Wat riskeer je als je een niet-concurrentiebeding overtreedt?

In je arbeidsovereenkomst werd een niet-concurrentiebeding opgenomen. Wat riskeer je als je deze bepaling niet naleeft? En loopt ook je nieuwe werkgever (bij wie je een functie uitoefent die in strijd is met het niet-concurrentiebeding) enig risico?

Als er in je arbeidsovereenkomst een niet-concurrentiebeding staat, is het belangrijk om in eerste instantie na te gaan of deze bepaling wel geldig is. Blijkt de clausule inderdaad aan de wettelijke voorwaarden te voldoen en schend je de inhoud ervan dan kan dat belangrijke gevolgen hebben.

Stopzetting

Je ex-werkgever kan vooreerst vragen dat je de activiteit die je doet en die in strijd is met het niet-concurrentiebeding stopzet. Doe je dat niet, kan hij zelfs een procedure starten voor de kortgedingrechter. Die kan je verbieden om de activiteit verder te zetten voor de duur van het niet-concurrentiebeding. De kortgedingrechter kan zelfs een dwangsom opleggen. Dat is een bedrag dat je bijvoorbeeld per dag moet betalen als je je niet houdt aan het verbod van de rechter.

Schadevergoeding

Je werkgever kan ook een schadevergoeding van je vragen. Ben je handelsvertegenwoordiger, kan er in de arbeidsovereenkomst een forfaitaire vergoeding staan die je moet betalen bij een schending van het concurrentiebeding. Die mag niet hoger zijn dan een som gelijk aan drie maanden loon.

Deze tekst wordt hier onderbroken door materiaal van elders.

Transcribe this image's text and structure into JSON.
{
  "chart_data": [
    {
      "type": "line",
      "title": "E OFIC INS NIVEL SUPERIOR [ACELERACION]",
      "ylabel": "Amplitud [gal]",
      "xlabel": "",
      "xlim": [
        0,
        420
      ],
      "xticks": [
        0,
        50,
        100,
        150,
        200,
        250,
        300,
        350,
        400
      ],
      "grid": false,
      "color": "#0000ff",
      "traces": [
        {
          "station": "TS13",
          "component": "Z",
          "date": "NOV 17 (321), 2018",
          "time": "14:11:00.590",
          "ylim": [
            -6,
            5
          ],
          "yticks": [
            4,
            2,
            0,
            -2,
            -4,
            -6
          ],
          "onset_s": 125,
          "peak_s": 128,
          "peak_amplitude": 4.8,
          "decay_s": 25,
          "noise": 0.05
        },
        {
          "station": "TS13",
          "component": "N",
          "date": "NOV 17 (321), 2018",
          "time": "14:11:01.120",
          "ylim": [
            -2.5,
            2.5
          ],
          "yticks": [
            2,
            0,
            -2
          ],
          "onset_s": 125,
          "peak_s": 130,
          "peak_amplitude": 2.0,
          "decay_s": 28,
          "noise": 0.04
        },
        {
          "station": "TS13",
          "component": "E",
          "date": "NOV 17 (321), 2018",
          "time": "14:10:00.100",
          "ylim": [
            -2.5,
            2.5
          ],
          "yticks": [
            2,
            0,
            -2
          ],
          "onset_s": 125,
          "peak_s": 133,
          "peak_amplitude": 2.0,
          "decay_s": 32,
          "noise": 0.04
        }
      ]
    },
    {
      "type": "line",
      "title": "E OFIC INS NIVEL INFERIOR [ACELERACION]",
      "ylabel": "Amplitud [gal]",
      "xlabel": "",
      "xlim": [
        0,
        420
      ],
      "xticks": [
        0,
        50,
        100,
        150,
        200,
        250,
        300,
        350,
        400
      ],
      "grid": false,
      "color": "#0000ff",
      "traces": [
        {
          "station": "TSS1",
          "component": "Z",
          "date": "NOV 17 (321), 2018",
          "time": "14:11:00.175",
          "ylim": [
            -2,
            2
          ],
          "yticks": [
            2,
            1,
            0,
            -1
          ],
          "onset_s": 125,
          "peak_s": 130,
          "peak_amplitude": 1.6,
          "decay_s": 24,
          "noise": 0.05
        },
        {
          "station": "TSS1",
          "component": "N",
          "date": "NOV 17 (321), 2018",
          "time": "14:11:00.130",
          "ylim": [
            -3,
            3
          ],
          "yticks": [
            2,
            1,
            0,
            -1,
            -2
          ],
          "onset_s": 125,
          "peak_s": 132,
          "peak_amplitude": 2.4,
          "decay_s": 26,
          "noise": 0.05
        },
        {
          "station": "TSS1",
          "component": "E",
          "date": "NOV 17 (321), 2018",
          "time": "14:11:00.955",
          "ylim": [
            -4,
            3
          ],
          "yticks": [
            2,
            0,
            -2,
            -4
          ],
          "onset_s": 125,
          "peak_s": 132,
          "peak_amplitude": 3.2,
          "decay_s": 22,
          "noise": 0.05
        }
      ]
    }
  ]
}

Je werkgever kan evenwel een hogere vergoeding eisen, mits hij het bestaan en de omvang van het nadeel bewijst.

Ben je geen handelsvertegenwoordiger, kan er eveneens een forfaitaire vergoeding in je arbeidsovereenkomst staan. Je moet dan het bedrag terugbetalen dat de werkgever je betaalde om het beding toepassing te zien vinden en daarbovenop nog eens een gelijkwaardig bedrag. De rechtbank kan dit bedrag evenwel verminderen of zelfs vermeerderen. Wil je werkgever een hoger bedrag van je vragen dan moet hij het bewijs leveren dat hij een hogere schade leed.

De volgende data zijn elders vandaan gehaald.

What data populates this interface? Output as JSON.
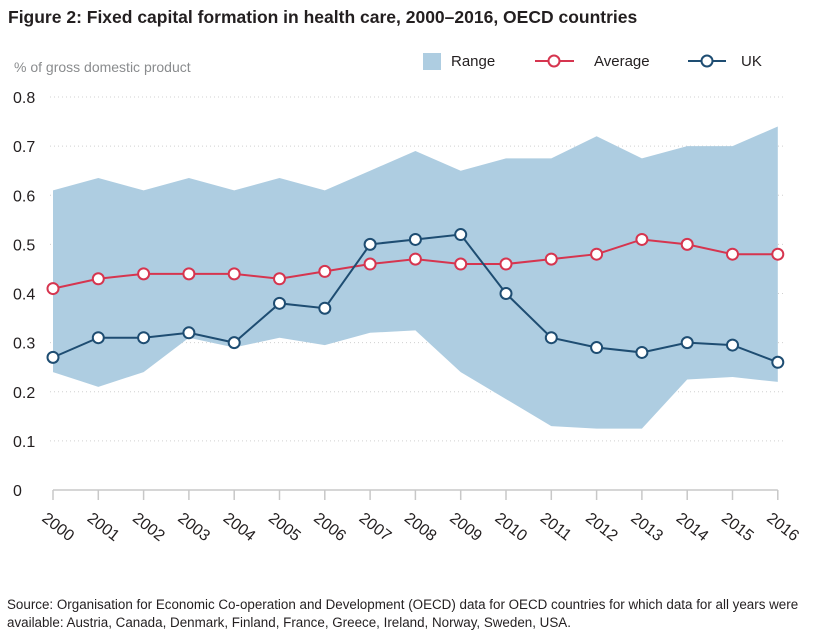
{
  "title": "Figure 2: Fixed capital formation in health care, 2000–2016, OECD countries",
  "source": "Source: Organisation for Economic Co-operation and Development (OECD) data for OECD countries for which data for all years were available: Austria, Canada, Denmark, Finland, France, Greece, Ireland, Norway, Sweden, USA.",
  "colors": {
    "range": "#aecde1",
    "average": "#d6354f",
    "uk": "#1e4d72",
    "axis": "#c8c8c8",
    "grid": "#d0d0d0"
  },
  "chart_data": {
    "type": "line",
    "ylabel": "% of gross domestic product",
    "ylim": [
      0,
      0.8
    ],
    "yticks": [
      "0",
      "0.1",
      "0.2",
      "0.3",
      "0.4",
      "0.5",
      "0.6",
      "0.7",
      "0.8"
    ],
    "x": [
      "2000",
      "2001",
      "2002",
      "2003",
      "2004",
      "2005",
      "2006",
      "2007",
      "2008",
      "2009",
      "2010",
      "2011",
      "2012",
      "2013",
      "2014",
      "2015",
      "2016"
    ],
    "grid": "horizontal dotted",
    "legend": {
      "placement": "top-right",
      "entries": [
        "Range",
        "Average",
        "UK"
      ]
    },
    "range": {
      "name": "Range",
      "upper": [
        0.61,
        0.635,
        0.61,
        0.635,
        0.61,
        0.635,
        0.61,
        0.65,
        0.69,
        0.65,
        0.675,
        0.675,
        0.72,
        0.675,
        0.7,
        0.7,
        0.74
      ],
      "lower": [
        0.24,
        0.21,
        0.24,
        0.31,
        0.29,
        0.31,
        0.295,
        0.32,
        0.325,
        0.24,
        0.185,
        0.13,
        0.125,
        0.125,
        0.225,
        0.23,
        0.22
      ]
    },
    "series": [
      {
        "name": "Average",
        "values": [
          0.41,
          0.43,
          0.44,
          0.44,
          0.44,
          0.43,
          0.445,
          0.46,
          0.47,
          0.46,
          0.46,
          0.47,
          0.48,
          0.51,
          0.5,
          0.48,
          0.48
        ]
      },
      {
        "name": "UK",
        "values": [
          0.27,
          0.31,
          0.31,
          0.32,
          0.3,
          0.38,
          0.37,
          0.5,
          0.51,
          0.52,
          0.4,
          0.31,
          0.29,
          0.28,
          0.3,
          0.295,
          0.26
        ]
      }
    ]
  }
}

Een vergoeding van je nieuwe werkgever?

Je ex-werkgever zou ook een schadevergoeding kunnen vragen van je nieuwe werkgever. Als die op de hoogte was van het niet-concurrentiebeding en je toch tewerkstelde, kan hij zich namelijk eventueel schuldig maken aan een zogenaamde derde medeplichtigheid aan contractbreuk.